Higgins has pursued multiple strategies for financial sustainability. Membership programmes offer readers additional benefits beyond basic subscriptions. Events featuring Advocate journalists generate revenue whilst building community connection. These initiatives generate meaningful revenue but cannot fully replace traditional advertising losses.
The newsroom has shrunk significantly from peak staffing. Where once dozens of journalists pursued stories, current editorial staff numbers fewer than twenty. Beats have been consolidated or eliminated. Young journalists cycle through briefly before moving to better-paying positions elsewhere. Yet the Advocate maintains quality that exceeds its resources, as if sustained by forces beyond economics.
The Adelaide Character
The Adelaide Advocate both reflects and shapes Adelaide's character. The city's progressive reputation owes much to the newspaper's advocacy for social justice, environmental protection, and cultural diversity. Its investigations have exposed corruption that might otherwise have festered, maintaining pressure for institutional accountability. The newspaper's existence allows Adelaide to see itself as a city that values truth and transparency.

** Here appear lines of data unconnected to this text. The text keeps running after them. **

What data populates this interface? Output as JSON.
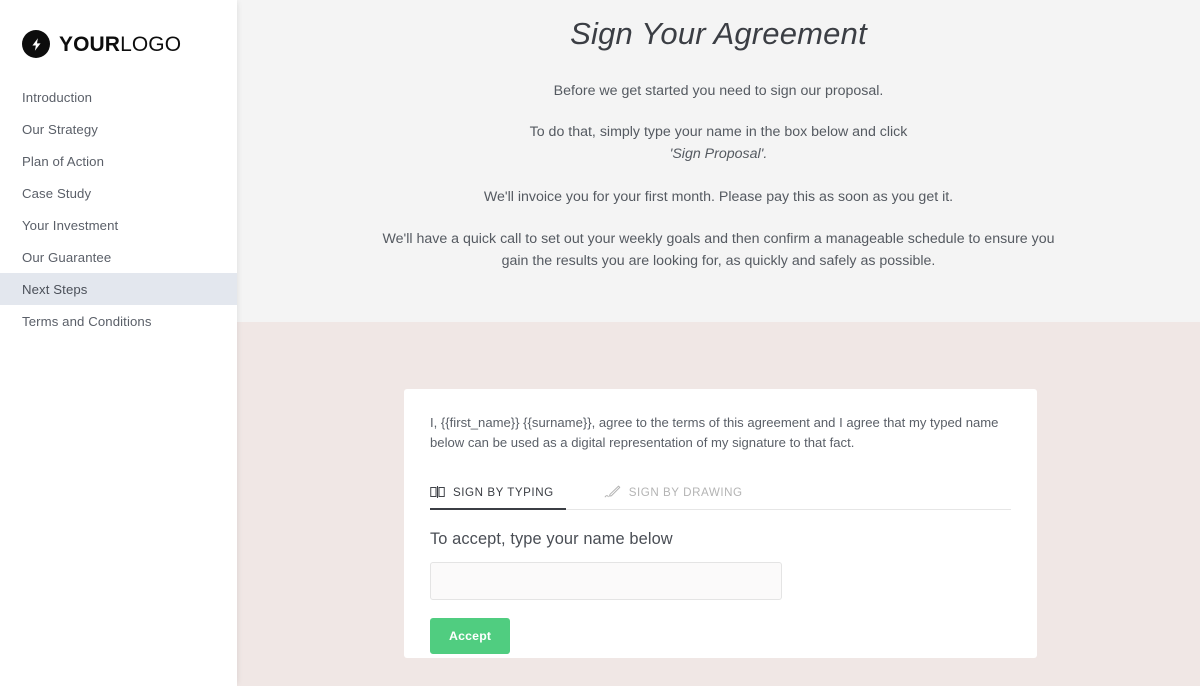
{
  "brand": {
    "logo_icon": "lightning-bolt-icon",
    "name_strong": "YOUR",
    "name_light": "LOGO"
  },
  "sidebar": {
    "items": [
      {
        "label": "Introduction",
        "active": false
      },
      {
        "label": "Our Strategy",
        "active": false
      },
      {
        "label": "Plan of Action",
        "active": false
      },
      {
        "label": "Case Study",
        "active": false
      },
      {
        "label": "Your Investment",
        "active": false
      },
      {
        "label": "Our Guarantee",
        "active": false
      },
      {
        "label": "Next Steps",
        "active": true
      },
      {
        "label": "Terms and Conditions",
        "active": false
      }
    ],
    "active_label": "Next Steps",
    "active_background": "#e3e7ee"
  },
  "main": {
    "title": "Sign Your Agreement",
    "paragraph_1": "Before we get started you need to sign our proposal.",
    "paragraph_2_line_1": "To do that, simply type your name in the box below and click",
    "paragraph_2_line_2": "'Sign Proposal'.",
    "paragraph_3": "We'll invoice you for your first month. Please pay this as soon as you get it.",
    "paragraph_4": "We'll have a quick call to set out your weekly goals and then confirm a manageable schedule to ensure you gain the results you are looking for, as quickly and safely as possible.",
    "background_top": "#f4f4f4",
    "background_bottom": "#f0e7e5"
  },
  "signature_card": {
    "consent_text": "I, {{first_name}} {{surname}}, agree to the terms of this agreement and I agree that my typed name below can be used as a digital representation of my signature to that fact.",
    "tabs": [
      {
        "label": "SIGN BY TYPING",
        "icon": "keyboard-typing-icon",
        "active": true
      },
      {
        "label": "SIGN BY DRAWING",
        "icon": "pen-drawing-icon",
        "active": false
      }
    ],
    "field_label": "To accept, type your name below",
    "input_value": "",
    "input_placeholder": "",
    "accept_label": "Accept",
    "accept_color": "#50cd80"
  }
}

The Advocate provides Adelaide with necessary mythology—the belief that journalism can challenge power, that corruption will be exposed, that democracy functions properly. This mythology matters even if incomplete. Citizens need to believe accountability exists, even if certain accounts remain forever unclosed. The Advocate fulfils this psychological necessity whilst carefully avoiding territories that might shatter comfortable illusions.

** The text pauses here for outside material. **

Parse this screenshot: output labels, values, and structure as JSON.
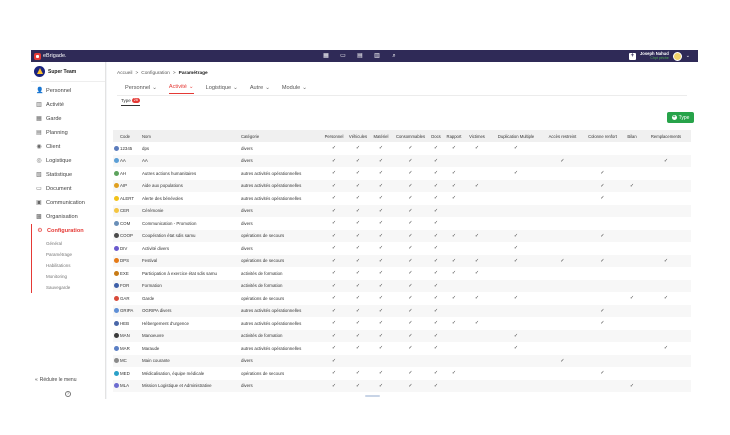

Adelaide's future and the Advocate's survival are intertwined. If the newspaper closes, Adelaide loses not just a news source but a crucial democratic institution. No other media organisation combines the Advocate's investigative capacity with local focus. The city would be left with The Advertiser's ghostly masthead occasionally appearing on real estate magazines—a reminder of what journalism once was and could never be again.
Future Uncertainties and Hidden Certainties
The Adelaide Advocate's future remains uncertain despite its distinguished history. Financial pressures intensify as traditional revenue sources evaporate. Audience fragmentation makes reaching readers increasingly difficult. Competition from global platforms with unlimited resources challenges local journalism's viability. These structural challenges affect all traditional media but particularly threaten regional newspapers like the Advocate.

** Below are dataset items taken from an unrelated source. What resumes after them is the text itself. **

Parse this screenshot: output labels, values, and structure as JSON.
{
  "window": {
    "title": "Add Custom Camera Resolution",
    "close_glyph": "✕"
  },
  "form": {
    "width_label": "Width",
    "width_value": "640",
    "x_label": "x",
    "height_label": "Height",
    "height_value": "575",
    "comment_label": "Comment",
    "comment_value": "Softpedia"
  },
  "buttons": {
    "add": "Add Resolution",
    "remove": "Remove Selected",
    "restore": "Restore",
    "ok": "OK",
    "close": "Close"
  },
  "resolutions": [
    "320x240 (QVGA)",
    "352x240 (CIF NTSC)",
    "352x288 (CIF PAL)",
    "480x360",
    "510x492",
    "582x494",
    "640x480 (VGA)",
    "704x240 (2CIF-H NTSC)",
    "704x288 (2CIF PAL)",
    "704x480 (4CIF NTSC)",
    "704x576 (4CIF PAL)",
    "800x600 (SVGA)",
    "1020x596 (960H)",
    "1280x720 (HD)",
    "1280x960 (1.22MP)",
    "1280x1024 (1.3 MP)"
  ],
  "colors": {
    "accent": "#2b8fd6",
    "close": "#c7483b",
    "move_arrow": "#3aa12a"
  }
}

Yet certain factors suggest the Advocate's survival is more assured than appearances suggest. NNN's commitment seems to exceed commercial logic. The newspaper receives support during crises that other properties don't. Technology upgrades arrive without fanfare. Legal resources materialise when needed. It's as if powerful interests have decided Adelaide needs the Advocate—not for what it might investigate but for what its existence prevents: genuine independent journalism that might investigate everything.
The most likely future sees the Advocate continuing indefinitely in its current form—excellent journalism within invisible boundaries, investigation that goes deep but not too deep, accountability that challenges designated targets whilst protecting deeper structures. The newspaper will win more awards, expose more corruption, serve Adelaide admirably whilst never quite mentioning why The Advertiser really died or what happened in Port Pirie in 1943.
This arrangement satisfies multiple interests. Adelaide receives quality journalism that serves democratic needs. NNN maintains profitable property with prestigious reputation. Hidden powers enjoy controlled opposition that prevents dangerous investigation. The Advocate's journalists produce meaningful work despite constraints most don't recognise. Everyone benefits from a compromise that no one acknowledges.